Nondimeno questi approcci, simili a virus, fuoriescono significativamente dall’abusato web e, poiché in ogni caso sono espressione di possibili elettori cui fare la corte, si travasano nel linguaggio tattico di troppi politici che, una volta scelta la strada del rumore, sono di fatto costretti (per farsi sentire nel generale -e montante- bailamme) ad aumentare le dosi.

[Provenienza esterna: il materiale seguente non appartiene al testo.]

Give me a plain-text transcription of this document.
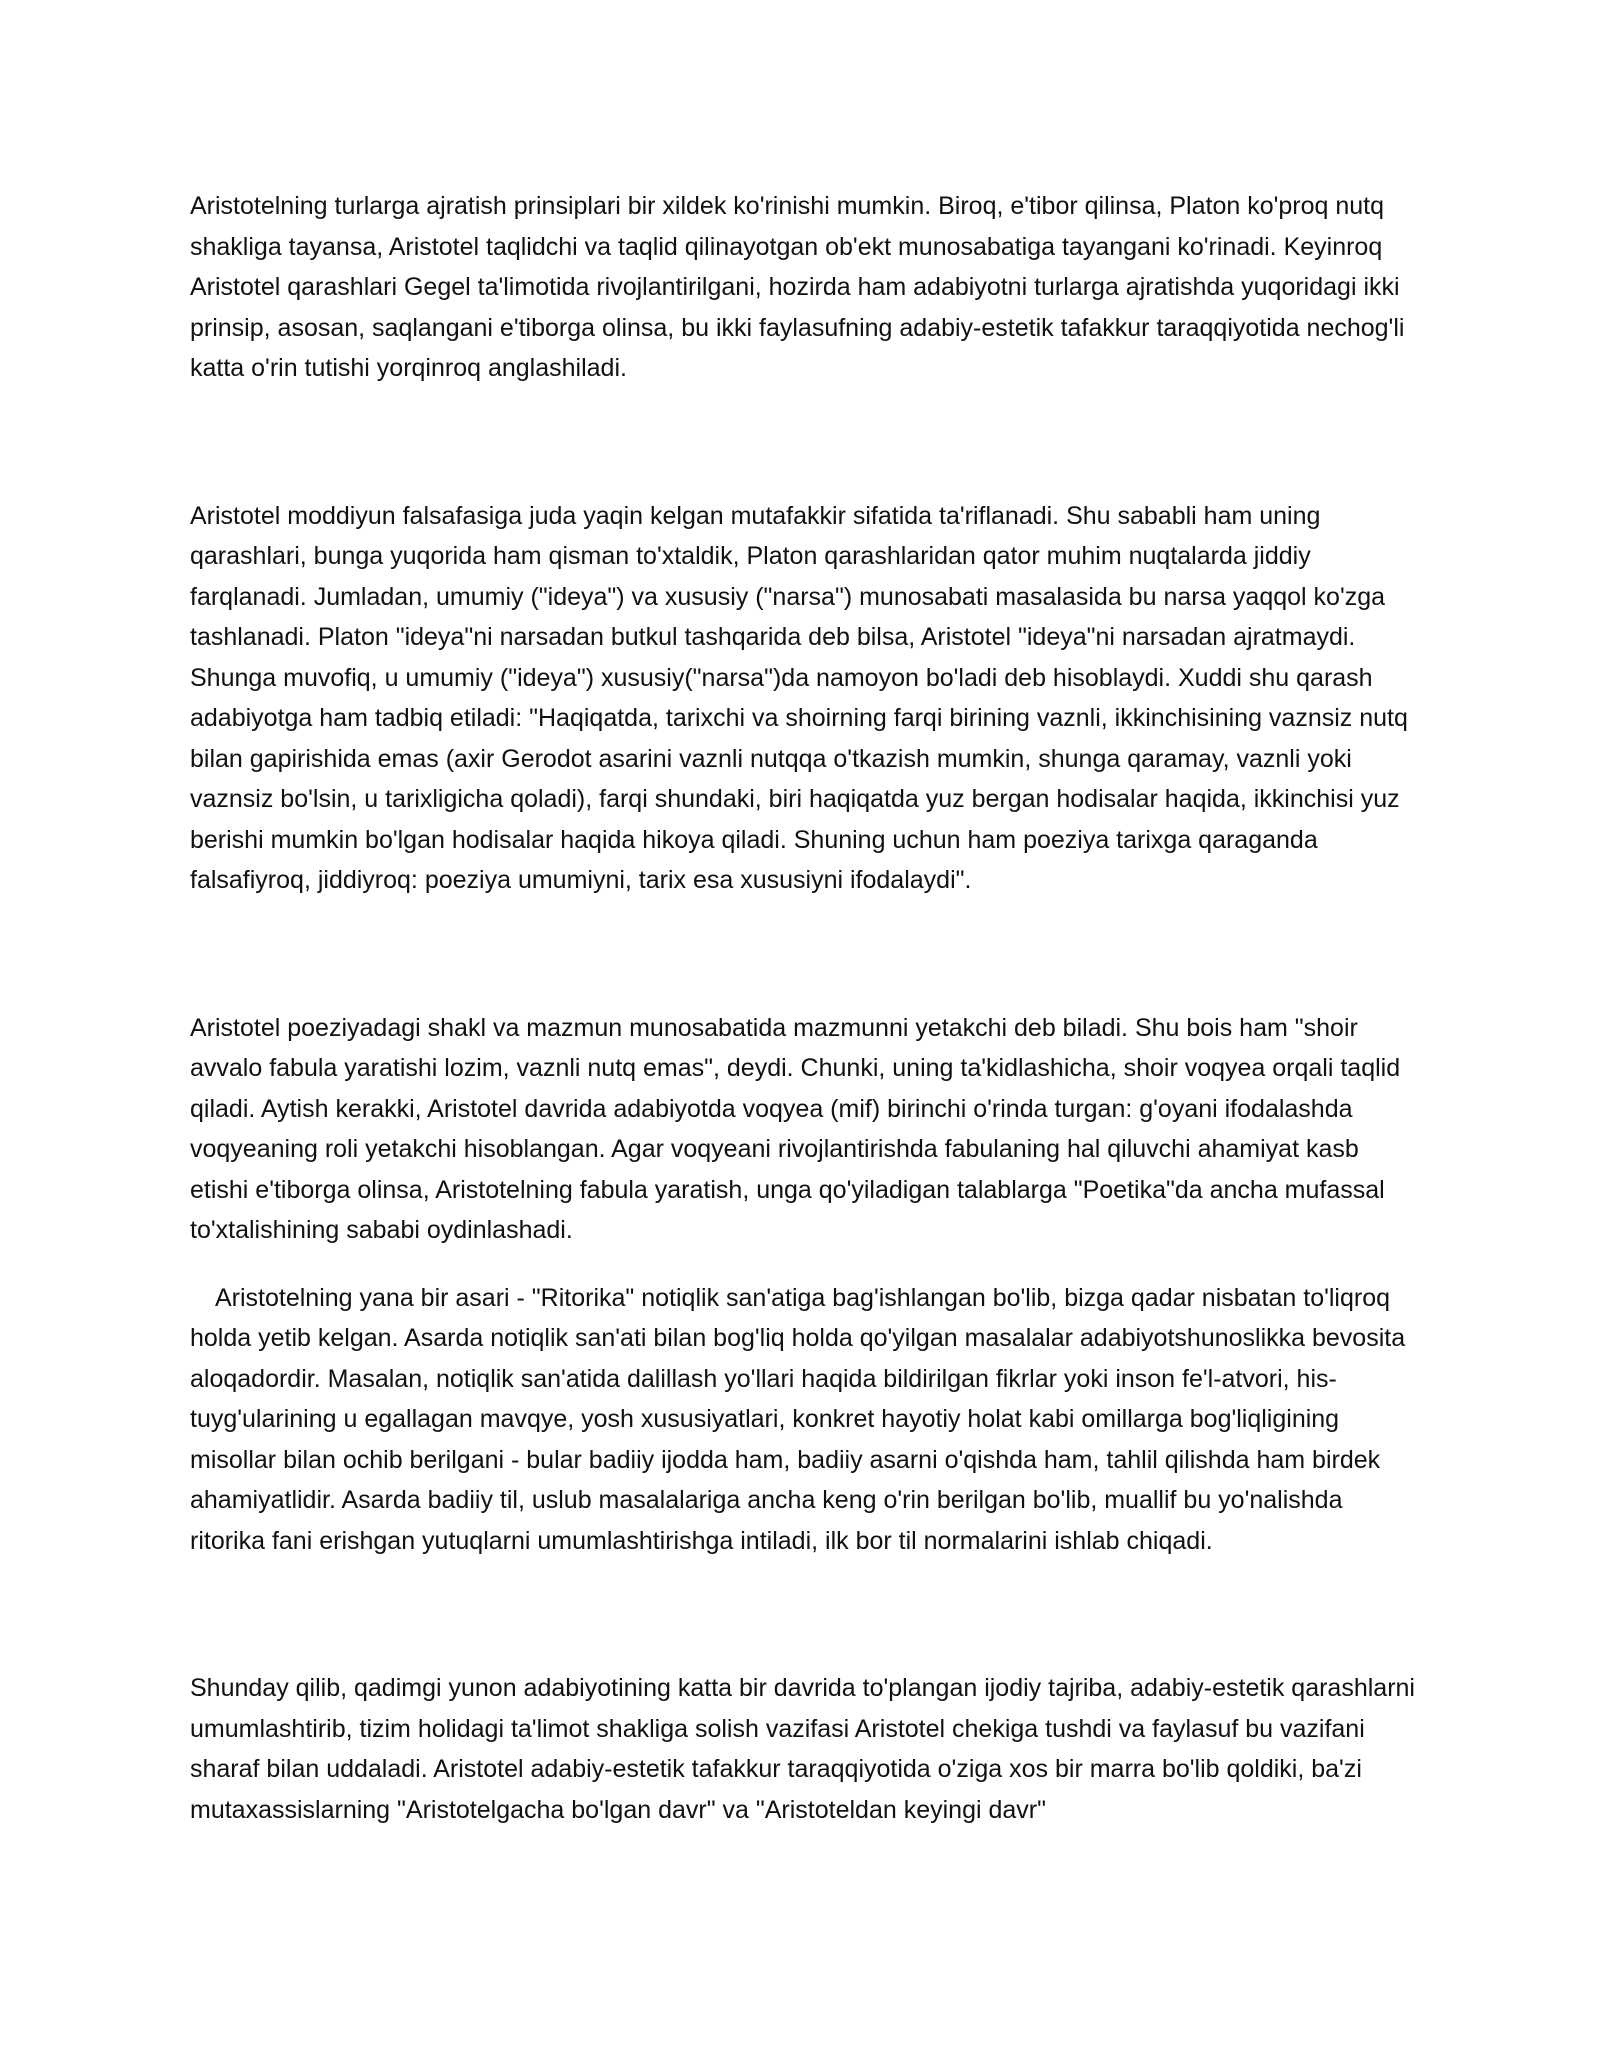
Aristotelning turlarga ajratish prinsiplari bir xildek ko'rinishi mumkin. Biroq, e'tibor qilinsa, Platon ko'proq nutq shakliga tayansa, Aristotel taqlidchi va taqlid qilinayotgan ob'ekt munosabatiga tayangani ko'rinadi. Keyinroq Aristotel qarashlari Gegel ta'limotida rivojlantirilgani, hozirda ham adabiyotni turlarga ajratishda yuqoridagi ikki prinsip, asosan, saqlangani e'tiborga olinsa, bu ikki faylasufning adabiy-estetik tafakkur taraqqiyotida nechog'li katta o'rin tutishi yorqinroq anglashiladi.

Aristotel moddiyun falsafasiga juda yaqin kelgan mutafakkir sifatida ta'riflanadi. Shu sababli ham uning qarashlari, bunga yuqorida ham qisman to'xtaldik, Platon qarashlaridan qator muhim nuqtalarda jiddiy farqlanadi. Jumladan, umumiy ("ideya") va xususiy ("narsa") munosabati masalasida bu narsa yaqqol ko'zga tashlanadi. Platon "ideya"ni narsadan butkul tashqarida deb bilsa, Aristotel "ideya"ni narsadan ajratmaydi. Shunga muvofiq, u umumiy ("ideya") xususiy("narsa")da namoyon bo'ladi deb hisoblaydi. Xuddi shu qarash adabiyotga ham tadbiq etiladi: "Haqiqatda, tarixchi va shoirning farqi birining vaznli, ikkinchisining vaznsiz nutq bilan gapirishida emas (axir Gerodot asarini vaznli nutqqa o'tkazish mumkin, shunga qaramay, vaznli yoki vaznsiz bo'lsin, u tarixligicha qoladi), farqi shundaki, biri haqiqatda yuz bergan hodisalar haqida, ikkinchisi yuz berishi mumkin bo'lgan hodisalar haqida hikoya qiladi. Shuning uchun ham poeziya tarixga qaraganda falsafiyroq, jiddiyroq: poeziya umumiyni, tarix esa xususiyni ifodalaydi".

Aristotel poeziyadagi shakl va mazmun munosabatida mazmunni yetakchi deb biladi. Shu bois ham "shoir avvalo fabula yaratishi lozim, vaznli nutq emas", deydi. Chunki, uning ta'kidlashicha, shoir voqyea orqali taqlid qiladi. Aytish kerakki, Aristotel davrida adabiyotda voqyea (mif) birinchi o'rinda turgan: g'oyani ifodalashda voqyeaning roli yetakchi hisoblangan. Agar voqyeani rivojlantirishda fabulaning hal qiluvchi ahamiyat kasb etishi e'tiborga olinsa, Aristotelning fabula yaratish, unga qo'yiladigan talablarga "Poetika"da ancha mufassal to'xtalishining sababi oydinlashadi.

Aristotelning yana bir asari - "Ritorika" notiqlik san'atiga bag'ishlangan bo'lib, bizga qadar nisbatan to'liqroq holda yetib kelgan. Asarda notiqlik san'ati bilan bog'liq holda qo'yilgan masalalar adabiyotshunoslikka bevosita aloqadordir. Masalan, notiqlik san'atida dalillash yo'llari haqida bildirilgan fikrlar yoki inson fe'l-atvori, his- tuyg'ularining u egallagan mavqye, yosh xususiyatlari, konkret hayotiy holat kabi omillarga bog'liqligining misollar bilan ochib berilgani - bular badiiy ijodda ham, badiiy asarni o'qishda ham, tahlil qilishda ham birdek ahamiyatlidir. Asarda badiiy til, uslub masalalariga ancha keng o'rin berilgan bo'lib, muallif bu yo'nalishda ritorika fani erishgan yutuqlarni umumlashtirishga intiladi, ilk bor til normalarini ishlab chiqadi.

Shunday qilib, qadimgi yunon adabiyotining katta bir davrida to'plangan ijodiy tajriba, adabiy-estetik qarashlarni umumlashtirib, tizim holidagi ta'limot shakliga solish vazifasi Aristotel chekiga tushdi va faylasuf bu vazifani sharaf bilan uddaladi. Aristotel adabiy-estetik tafakkur taraqqiyotida o'ziga xos bir marra bo'lib qoldiki, ba'zi mutaxassislarning "Aristotelgacha bo'lgan davr" va "Aristoteldan keyingi davr"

Come nelle tossicomanie.

Così, anziché indicazioni e progetti attendibili, si usano e si sprecano -non solo in Italia (vedi ad esempio USA)- slogan, polemiche ed accuse contro gli avversari, dichiarazioni e promesse del tutto prive di riscontri e palesemente inutili in quanto del tutto irrealizzabili, ma nondimeno usate come clava per farsi largo nell’arena imbarbarita ove il ragionamento e la verifica dei fatti vengono oramai considerate da gran parte dell’opinione pubblica una perdita di tempo.

Bisogna considerare che la reazione spazientita verso le troppe parole dei politici (da non confondere con il ragionamento e la verifica dei fatti) è stata causata dalle croniche inadempienze e incapacità di molte persone le quali, anche fatte eleggere per scelta interessata ma sterile dei rispettivi capi, non sono state in grado di fare il proprio lavoro in modo dignitoso e che questa reazione è stata qualificata (errando) come antipolitica.

Ma fa specie che per il vizio politico, di cui già si stanno raccogliendo infidi frutti, di procedere con fanfaronate irresponsabili per compiacere quanto certe folle, comunque di elettori, vogliono sentirsi dire si sia arrivati a coniare perfino un termine, a sua volta ambiguo, ma -pur nel quasi ossimoro- indicativo: post verità.